Cost-cutting efforts spurred a modest drop in Molina's general and administrative expense ratio, to 7.6% in the first quarter of 2018 from 8.9% at the same time in 2017. The company's medical-care ratio fell to 86.1% in that time, down from 88.4% in the first quarter of 2017.
Overall expenses dropped 8.2% in the first quarter of 2018 to $4.4 billion, down from $4.8 billion in the first quarter of 2017.
Molina recently eliminated about 100 positions, a move it expects will save more than $10 million per year, Zubretsky said.
"We will continue to restructure inefficient processes and find opportunities for head count reductions, as doing so has a very short payback," he said.
About a year ago, Molina laid off 10% of its workforce, or about 1,500 employees.
Molina took on $25 million in restructuring costs in the first quarter, far lower than in previous quarters.
The company's total revenue was down 5.2%, ending the quarter at $4.6 billion, compared with $4.9 billion in the first quarter of 2017.
Medicare and Medicaid revenue were essentially flat during the quarter.
Molina failed to secure Medicaid contracts in Florida this year, and Zubretsky said the insurer plans to challenge that decision.

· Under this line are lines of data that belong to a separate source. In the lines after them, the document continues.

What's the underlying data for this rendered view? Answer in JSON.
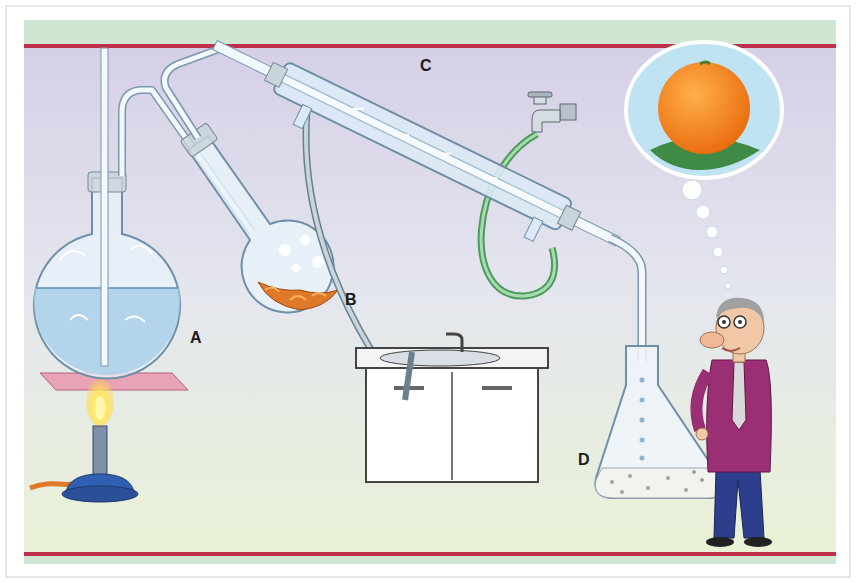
{
  "diagram": {
    "labels": [
      "A",
      "B",
      "C",
      "D"
    ]
  }
}
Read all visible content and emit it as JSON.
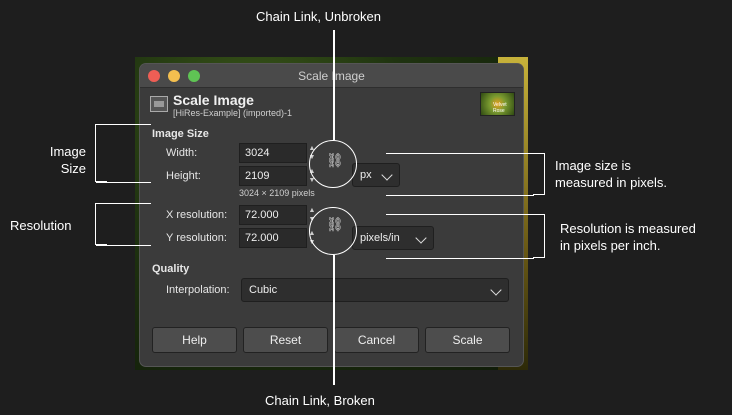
{
  "window": {
    "title": "Scale Image"
  },
  "header": {
    "title": "Scale Image",
    "subtitle": "[HiRes-Example] (imported)-1",
    "thumb_text": "Velvet Rose"
  },
  "image_size": {
    "section": "Image Size",
    "width_label": "Width:",
    "width_value": "3024",
    "height_label": "Height:",
    "height_value": "2109",
    "note": "3024 × 2109 pixels",
    "unit": "px"
  },
  "resolution": {
    "x_label": "X resolution:",
    "x_value": "72.000",
    "y_label": "Y resolution:",
    "y_value": "72.000",
    "unit": "pixels/in"
  },
  "quality": {
    "section": "Quality",
    "interp_label": "Interpolation:",
    "interp_value": "Cubic"
  },
  "buttons": {
    "help": "Help",
    "reset": "Reset",
    "cancel": "Cancel",
    "scale": "Scale"
  },
  "annotations": {
    "chain_unbroken": "Chain Link, Unbroken",
    "chain_broken": "Chain Link, Broken",
    "image_size_l1": "Image",
    "image_size_l2": "Size",
    "resolution": "Resolution",
    "size_px_l1": "Image size is",
    "size_px_l2": "measured in pixels.",
    "res_ppi_l1": "Resolution is measured",
    "res_ppi_l2": "in pixels per inch."
  }
}
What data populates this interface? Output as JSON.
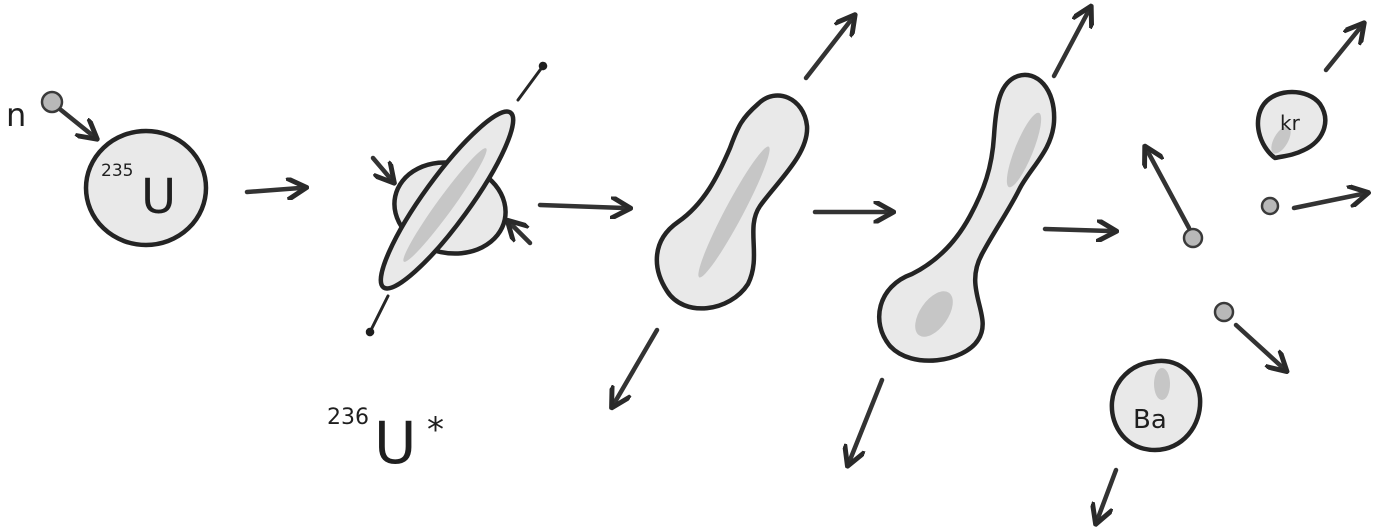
{
  "labels": {
    "neutron": "n",
    "u235_mass": "235",
    "u235_symbol": "U",
    "u236_mass": "236",
    "u236_symbol": "U",
    "u236_star": "*",
    "krypton": "kr",
    "barium": "Ba"
  },
  "colors": {
    "ink": "#262626",
    "nucleus_fill": "#e9e9e9",
    "shading": "#a9a9a9",
    "particle": "#b8b8b8"
  }
}
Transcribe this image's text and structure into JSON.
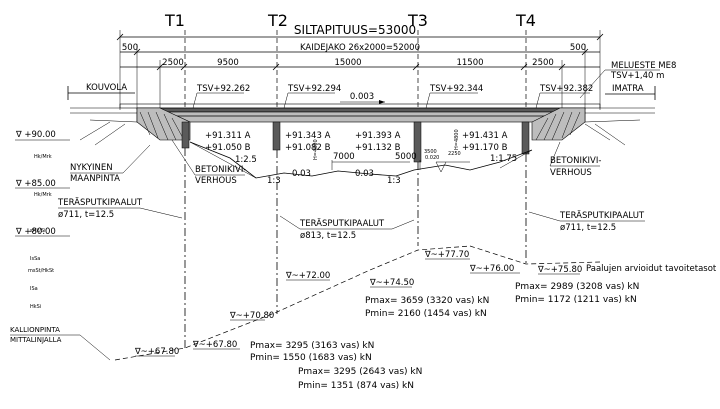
{
  "supports": [
    "T1",
    "T2",
    "T3",
    "T4"
  ],
  "title": "SILTAPITUUS=53000",
  "span_division": "KAIDEJAKO 26x2000=52000",
  "overhang_left": "500",
  "overhang_right": "500",
  "spans": [
    "2500",
    "9500",
    "15000",
    "11500",
    "2500"
  ],
  "noise_barrier": [
    "MELUESTE ME8",
    "TSV+1,40 m"
  ],
  "directions": {
    "left": "KOUVOLA",
    "right": "IMATRA"
  },
  "tsv_levels": [
    "TSV+92.262",
    "TSV+92.294",
    "TSV+92.344",
    "TSV+92.382"
  ],
  "slope": "0.003",
  "pier_levels": {
    "t1": [
      "+91.311 A",
      "+91.050 B"
    ],
    "t2": [
      "+91.343 A",
      "+91.082 B"
    ],
    "t3": [
      "+91.393 A",
      "+91.132 B"
    ],
    "t4": [
      "+91.431 A",
      "+91.170 B"
    ]
  },
  "elevations": [
    "∇ +90.00",
    "∇ +85.00",
    "∇ +80.00"
  ],
  "labels": {
    "ground": [
      "NYKYINEN",
      "MAANPINTA"
    ],
    "wall_left": [
      "BETONIKIVI-",
      "VERHOUS"
    ],
    "wall_right": [
      "BETONIKIVI-",
      "VERHOUS"
    ],
    "pile_left": [
      "TERÄSPUTKIPAALUT",
      "ø711,  t=12.5"
    ],
    "pile_mid": [
      "TERÄSPUTKIPAALUT",
      "ø813,  t=12.5"
    ],
    "pile_right": [
      "TERÄSPUTKIPAALUT",
      "ø711,  t=12.5"
    ],
    "bedrock": [
      "KALLIONPINTA",
      "MITTALINJALLA"
    ],
    "pile_note": "Paalujen arvioidut tavoitetasot"
  },
  "slopes": [
    "1:2.5",
    "1:3",
    "1:3",
    "1:1.75"
  ],
  "profile_slopes": [
    "0.03",
    "0.03"
  ],
  "profile_dims": [
    "7000",
    "5000",
    "3500",
    "2250",
    "0.020"
  ],
  "clearances": [
    "H=4800",
    "H=4800"
  ],
  "pile_levels": [
    "∇~+67.80",
    "∇~+67.80",
    "∇~+70.80",
    "∇~+72.00",
    "∇~+74.50",
    "∇~+77.70",
    "∇~+76.00",
    "∇~+75.80"
  ],
  "loads": {
    "t1": [
      "Pmax= 3295 (2643 vas) kN",
      "Pmin= 1351  (874 vas) kN"
    ],
    "t2": [
      "Pmax= 3295 (3163 vas) kN",
      "Pmin= 1550  (1683 vas) kN"
    ],
    "t3": [
      "Pmax= 3659 (3320 vas) kN",
      "Pmin= 2160  (1454 vas) kN"
    ],
    "t4": [
      "Pmax= 2989 (3208 vas) kN",
      "Pmin= 1172  (1211 vas) kN"
    ]
  },
  "soil_tags": [
    "Hk/Mrk",
    "Hk/Mrk",
    "sHk/Si",
    "IsSa",
    "msSt/HkSt",
    "ISa",
    "HkSi"
  ]
}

"While we are somewhat disappointed with this outcome, it does not alter our course," he said. "We will continue to pursue a major entrenchment in Florida."
Molina has also submitted Medicaid bids in Texas, Washington and Puerto Rico. Puerto Rico is overhauling its Medicaid model to an island-wide plan instead of multiple plans that compete, a change that will feature minimum medical loss ratios.
"These changes require intense scrutiny on our part," Zubretsky said.